Tree Manipulation and Code Refactoring

Contents

Introduction
Modifying Nodes
Creating Nodes
Moving Nodes
Modifying Hidden Tokens
Example: Adding Nodes
Example: Deleting Nodes
Example: Moving Nodes

Introduction

The following API functions: parserHiddenAddToFront, parserHiddenDelete, parserHiddenInsertAfter, parserHiddenSetText, parserHiddenSetType, parserNodeCreate, parserNodeCreateI, parserSetNodeFirstChild, parserSetNodeNextSibling, parserSetNodeText, parserSetNodeType, and parserSetNodeTypeI, allow you to automatically modify source code using Proparse.

The general steps for modifying programs are:

  1. parse the program (compile unit)
  2. use the above API functions to manipulate your program as needed, inside the syntax tree
  3. write out the modified tree to a new program file
  4. review to confirm desired result

Modifying Nodes

The API functions parserSetNodeText, parserSetNodeType and parserSetNodeTypeI modify individual nodes only.

parserSetNodeText may be used, for example, to beautify your code by making all keywords upper case.

parserSetNodeType and parserSetNodeTypeI will be useful for changing keywords.

To use the parserSetNodeType function, a valid node type must be supplied. Look up the node types in the tree specification and use these as the second argument to the function.

To use the parserSetNodeTypeI function, a valid node type does not need to be supplied. This is useful for creating synthetic nodes with user-defined node types during refactoring. (See also parserNodeCreateI). Integer node types less than 10,000 are reserved for use by Joanju, and integer node types greater than or equal to 10,000 may be used for user-defined node types.

Creating Nodes

The API functions parserNodeCreate and parserNodeCreateI create new nodes, without attaching these new nodes to the tree.

There are several important points to keep in mind when creating new nodes for your tree:

  1. To use the parserNodeCreate function, a valid node type must be supplied. Look up the node types in the tree specification and use these as the second argument to the function.

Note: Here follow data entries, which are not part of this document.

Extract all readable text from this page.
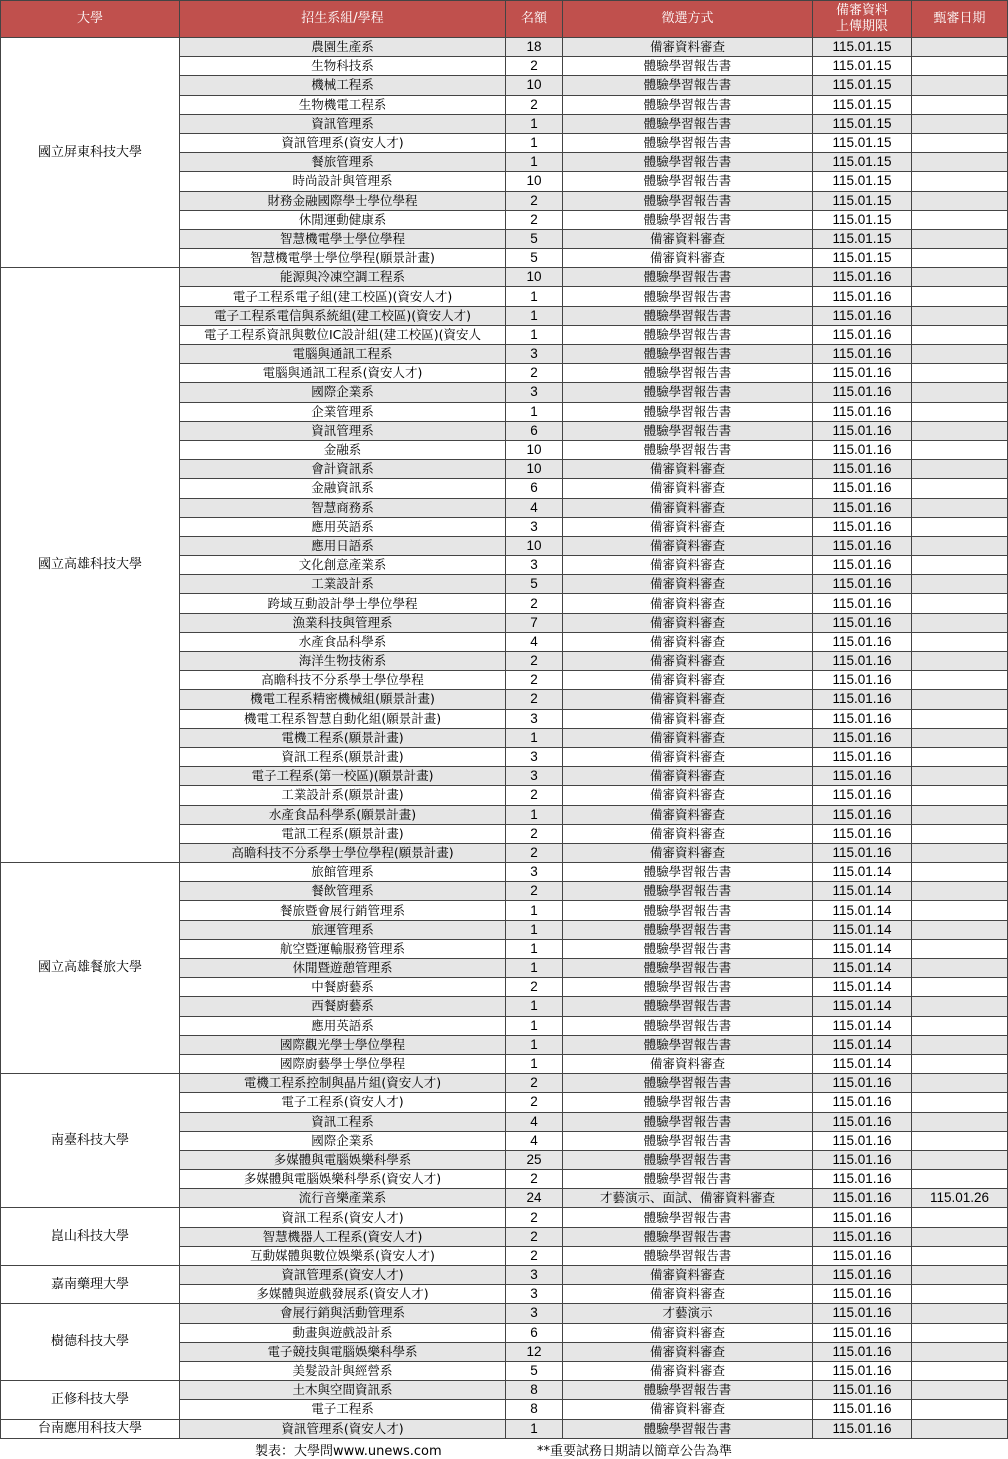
大學	招生系組/學程	名額	徵選方式	備審資料
上傳期限	甄審日期
國立屏東科技大學	農園生產系	18	備審資料審查	115.01.15	
	生物科技系	2	體驗學習報告書	115.01.15	
	機械工程系	10	體驗學習報告書	115.01.15	
	生物機電工程系	2	體驗學習報告書	115.01.15	
	資訊管理系	1	體驗學習報告書	115.01.15	
	資訊管理系(資安人才)	1	體驗學習報告書	115.01.15	
	餐旅管理系	1	體驗學習報告書	115.01.15	
	時尚設計與管理系	10	體驗學習報告書	115.01.15	
	財務金融國際學士學位學程	2	體驗學習報告書	115.01.15	
	休閒運動健康系	2	體驗學習報告書	115.01.15	
	智慧機電學士學位學程	5	備審資料審查	115.01.15	
	智慧機電學士學位學程(願景計畫)	5	備審資料審查	115.01.15	
國立高雄科技大學	能源與冷凍空調工程系	10	體驗學習報告書	115.01.16	
	電子工程系電子組(建工校區)(資安人才)	1	體驗學習報告書	115.01.16	
	電子工程系電信與系統組(建工校區)(資安人才)	1	體驗學習報告書	115.01.16	
	電子工程系資訊與數位IC設計組(建工校區)(資安人	1	體驗學習報告書	115.01.16	
	電腦與通訊工程系	3	體驗學習報告書	115.01.16	
	電腦與通訊工程系(資安人才)	2	體驗學習報告書	115.01.16	
	國際企業系	3	體驗學習報告書	115.01.16	
	企業管理系	1	體驗學習報告書	115.01.16	
	資訊管理系	6	體驗學習報告書	115.01.16	
	金融系	10	體驗學習報告書	115.01.16	
	會計資訊系	10	備審資料審查	115.01.16	
	金融資訊系	6	備審資料審查	115.01.16	
	智慧商務系	4	備審資料審查	115.01.16	
	應用英語系	3	備審資料審查	115.01.16	
	應用日語系	10	備審資料審查	115.01.16	
	文化創意產業系	3	備審資料審查	115.01.16	
	工業設計系	5	備審資料審查	115.01.16	
	跨域互動設計學士學位學程	2	備審資料審查	115.01.16	
	漁業科技與管理系	7	備審資料審查	115.01.16	
	水產食品科學系	4	備審資料審查	115.01.16	
	海洋生物技術系	2	備審資料審查	115.01.16	
	高瞻科技不分系學士學位學程	2	備審資料審查	115.01.16	
	機電工程系精密機械組(願景計畫)	2	備審資料審查	115.01.16	
	機電工程系智慧自動化組(願景計畫)	3	備審資料審查	115.01.16	
	電機工程系(願景計畫)	1	備審資料審查	115.01.16	
	資訊工程系(願景計畫)	3	備審資料審查	115.01.16	
	電子工程系(第一校區)(願景計畫)	3	備審資料審查	115.01.16	
	工業設計系(願景計畫)	2	備審資料審查	115.01.16	
	水產食品科學系(願景計畫)	1	備審資料審查	115.01.16	
	電訊工程系(願景計畫)	2	備審資料審查	115.01.16	
	高瞻科技不分系學士學位學程(願景計畫)	2	備審資料審查	115.01.16	
國立高雄餐旅大學	旅館管理系	3	體驗學習報告書	115.01.14	
	餐飲管理系	2	體驗學習報告書	115.01.14	
	餐旅暨會展行銷管理系	1	體驗學習報告書	115.01.14	
	旅運管理系	1	體驗學習報告書	115.01.14	
	航空暨運輸服務管理系	1	體驗學習報告書	115.01.14	
	休閒暨遊憩管理系	1	體驗學習報告書	115.01.14	
	中餐廚藝系	2	體驗學習報告書	115.01.14	
	西餐廚藝系	1	體驗學習報告書	115.01.14	
	應用英語系	1	體驗學習報告書	115.01.14	
	國際觀光學士學位學程	1	體驗學習報告書	115.01.14	
	國際廚藝學士學位學程	1	備審資料審查	115.01.14	
南臺科技大學	電機工程系控制與晶片組(資安人才)	2	體驗學習報告書	115.01.16	
	電子工程系(資安人才)	2	體驗學習報告書	115.01.16	
	資訊工程系	4	體驗學習報告書	115.01.16	
	國際企業系	4	體驗學習報告書	115.01.16	
	多媒體與電腦娛樂科學系	25	體驗學習報告書	115.01.16	
	多媒體與電腦娛樂科學系(資安人才)	2	體驗學習報告書	115.01.16	
	流行音樂產業系	24	才藝演示、面試、備審資料審查	115.01.16	115.01.26
崑山科技大學	資訊工程系(資安人才)	2	體驗學習報告書	115.01.16	
	智慧機器人工程系(資安人才)	2	體驗學習報告書	115.01.16	
	互動媒體與數位娛樂系(資安人才)	2	體驗學習報告書	115.01.16	
嘉南藥理大學	資訊管理系(資安人才)	3	備審資料審查	115.01.16	
	多媒體與遊戲發展系(資安人才)	3	備審資料審查	115.01.16	
樹德科技大學	會展行銷與活動管理系	3	才藝演示	115.01.16	
	動畫與遊戲設計系	6	備審資料審查	115.01.16	
	電子競技與電腦娛樂科學系	12	備審資料審查	115.01.16	
	美髮設計與經營系	5	備審資料審查	115.01.16	
正修科技大學	土木與空間資訊系	8	體驗學習報告書	115.01.16	
	電子工程系	8	備審資料審查	115.01.16	
台南應用科技大學	資訊管理系(資安人才)	1	體驗學習報告書	115.01.16	
製表：大學問www.unews.com	**重要試務日期請以簡章公告為準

    To use the parserNodeCreateI function, a valid node type does not need to be supplied. This is useful for creating synthetic nodes with user-defined node types during refactoring. Integer node types less than 10,000 are reserved for use by Joanju, and integer node types greater than or equal to 10,000 may be used for user-defined node types.

    The text supplied as the third argument to these functions should be the text as you wish it to appear in your finished program. (e.g. not abbreviated, all upper case, etc.)

  2. After using one of these functions to create a node, use parserSetNodeFirstChild or parserSetNodeNextSibling (see Functions to move nodes section for important details) to attach the new node in an appropriate tree location and reattach any displaced nodes.
  3. It is best to try to maintain the existing tree structure when adding new nodes. For example, in the statement DEFINE VARIABLE cust LIKE customer.name NO-UNDO., the NO-UNDO is in the syntax tree as a sibling of the LIKE and PERIOD nodes (customer.name is the first child of the LIKE node).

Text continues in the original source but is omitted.